Review experiment implementation code for A/B testing correctness. Accept a file path, code block, or directory from $ARGUMENTS or the conversation context.
Read the relevant code, then systematically check for issues in each category below. Reference specific lines in your findings.
Review Categories
1. Assignment Correctness
- Is the randomization deterministic and consistent? (Same user always gets same variant)
- Is a proper hash function used? (MD5/SHA on user ID + experiment salt, not
Math.random())
- Is the randomization unit correct? (User-level for most experiments, not request/session-level)
- Is the experiment salt unique? (Prevents correlation between experiments)
- Is the traffic allocation implemented correctly? (Hash modulo or range check)
2. Bucketing Stability
- Can a user switch variants mid-experiment?
- Cookie deletion or expiration
- Logged-in vs. logged-out state
- App updates changing assignment logic
- Server-side vs. client-side assignment inconsistency
- Is the assignment cached appropriately for the session/request lifecycle?
3. Exposure Logging
- Is the exposure event logged at the point of divergence — the exact moment the user's experience differs?
- Is exposure logged BEFORE the feature is shown (not after interaction)?

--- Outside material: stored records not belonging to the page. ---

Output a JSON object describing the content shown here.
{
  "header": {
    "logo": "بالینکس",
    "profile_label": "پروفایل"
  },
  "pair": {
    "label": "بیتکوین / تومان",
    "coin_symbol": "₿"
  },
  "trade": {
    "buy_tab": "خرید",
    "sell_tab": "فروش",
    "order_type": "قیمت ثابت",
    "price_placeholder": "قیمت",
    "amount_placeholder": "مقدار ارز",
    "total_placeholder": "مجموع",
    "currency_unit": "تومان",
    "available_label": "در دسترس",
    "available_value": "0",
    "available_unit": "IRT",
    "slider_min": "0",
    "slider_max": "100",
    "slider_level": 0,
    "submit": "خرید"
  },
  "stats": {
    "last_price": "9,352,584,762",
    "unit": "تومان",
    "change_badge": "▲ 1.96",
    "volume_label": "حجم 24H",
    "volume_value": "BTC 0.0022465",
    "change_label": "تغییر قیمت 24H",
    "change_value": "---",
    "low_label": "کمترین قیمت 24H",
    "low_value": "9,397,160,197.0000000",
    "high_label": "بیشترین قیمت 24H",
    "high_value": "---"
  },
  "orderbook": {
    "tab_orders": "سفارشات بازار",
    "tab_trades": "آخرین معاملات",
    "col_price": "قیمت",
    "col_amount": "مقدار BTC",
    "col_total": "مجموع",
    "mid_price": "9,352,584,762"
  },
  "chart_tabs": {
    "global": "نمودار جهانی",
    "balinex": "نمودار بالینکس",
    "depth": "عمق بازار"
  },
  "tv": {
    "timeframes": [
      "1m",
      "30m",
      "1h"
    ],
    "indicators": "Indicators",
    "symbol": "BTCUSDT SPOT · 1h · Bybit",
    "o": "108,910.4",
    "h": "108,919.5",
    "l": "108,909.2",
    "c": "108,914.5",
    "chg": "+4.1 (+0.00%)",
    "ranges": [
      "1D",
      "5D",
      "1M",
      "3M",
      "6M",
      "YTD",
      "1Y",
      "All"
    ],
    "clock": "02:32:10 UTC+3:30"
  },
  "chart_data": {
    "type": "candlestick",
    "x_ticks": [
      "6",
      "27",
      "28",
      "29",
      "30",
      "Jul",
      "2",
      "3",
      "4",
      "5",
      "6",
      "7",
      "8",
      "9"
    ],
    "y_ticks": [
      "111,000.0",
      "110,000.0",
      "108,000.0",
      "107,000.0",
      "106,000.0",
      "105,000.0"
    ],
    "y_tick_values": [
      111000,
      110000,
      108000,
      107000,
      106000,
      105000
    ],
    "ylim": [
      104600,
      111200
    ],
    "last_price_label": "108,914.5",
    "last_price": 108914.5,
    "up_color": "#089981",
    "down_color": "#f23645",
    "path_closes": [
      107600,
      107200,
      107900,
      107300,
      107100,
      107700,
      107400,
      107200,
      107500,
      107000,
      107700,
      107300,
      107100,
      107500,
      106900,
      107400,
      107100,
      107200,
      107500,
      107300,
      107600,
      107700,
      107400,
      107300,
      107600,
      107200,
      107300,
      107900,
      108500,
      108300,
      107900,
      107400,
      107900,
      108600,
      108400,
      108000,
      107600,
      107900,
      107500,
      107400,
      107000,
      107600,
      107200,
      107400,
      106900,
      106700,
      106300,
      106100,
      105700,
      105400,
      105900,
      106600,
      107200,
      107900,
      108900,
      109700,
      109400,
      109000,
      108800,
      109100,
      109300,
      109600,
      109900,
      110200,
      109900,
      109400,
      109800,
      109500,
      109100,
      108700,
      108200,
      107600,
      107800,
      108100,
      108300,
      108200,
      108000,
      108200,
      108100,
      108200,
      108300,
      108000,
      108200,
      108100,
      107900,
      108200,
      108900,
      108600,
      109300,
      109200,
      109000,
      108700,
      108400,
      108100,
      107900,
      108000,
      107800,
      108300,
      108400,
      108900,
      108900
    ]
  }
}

- Is exposure logged for BOTH control and treatment?
- Are there code paths where a user is assigned but never exposed (intent-to-treat issues)?
- Is the exposure event deduplicated appropriately?
4. Metric Instrumentation
- Are conversion events correctly attributed to the variant the user was assigned to?
- Is there risk of double-counting conversions?
- Are timestamps consistent between exposure and conversion events?
- For server-side metrics: is the variant correctly propagated through the request context?
5. Feature Flag Hygiene
- Is the feature flag checked consistently across ALL code paths?
- Are default/fallback values correct? (What happens if the experiment service is down?)
- Are there race conditions between flag evaluation and rendering?
- Is the flag evaluated once and reused, or re-evaluated multiple times with potential inconsistency?
6. Performance
- Does the experiment add latency to the critical path?
- Is the feature flag evaluation on the hot path? Could it be cached?
- Are experiment assignments batched or fetched one-at-a-time?
- Does the treatment variant load additional resources (JS, images) that could affect performance metrics?
7. Cleanup and Interactions
- Is there dead code from previous experiments that should be removed?
- Are multiple experiments nesting or interacting unintentionally?
- Is the experiment properly scoped to avoid affecting unrelated features?
- Is there a clear plan for cleanup after the experiment concludes?
Output Format
Structure your review as:
Summary: One paragraph overall assessment.
Findings:
For each issue found:
[SEVERITY] Title
File: path/to/file.py:42
Description of the issue and why it matters.
Fix:
suggested code change
Severity levels:
- CRITICAL: Will produce invalid experiment results. Must fix before launch.
- WARNING: Risk of data quality issues. Should investigate.
- INFO: Best practice suggestion. Nice to fix but not blocking.
Verdict: Overall assessment — safe to launch, needs fixes, or needs redesign.
Guidelines
- Focus on issues specific to experimentation. Don't review general code quality unless it directly impacts experiment correctness.
- If you can't find the experiment assignment logic, flag that as a critical issue.
- If the code uses an experimentation framework/SDK, check that it's being used correctly per its conventions.
- When in doubt, flag it. Better to over-report than miss a bucketing bug.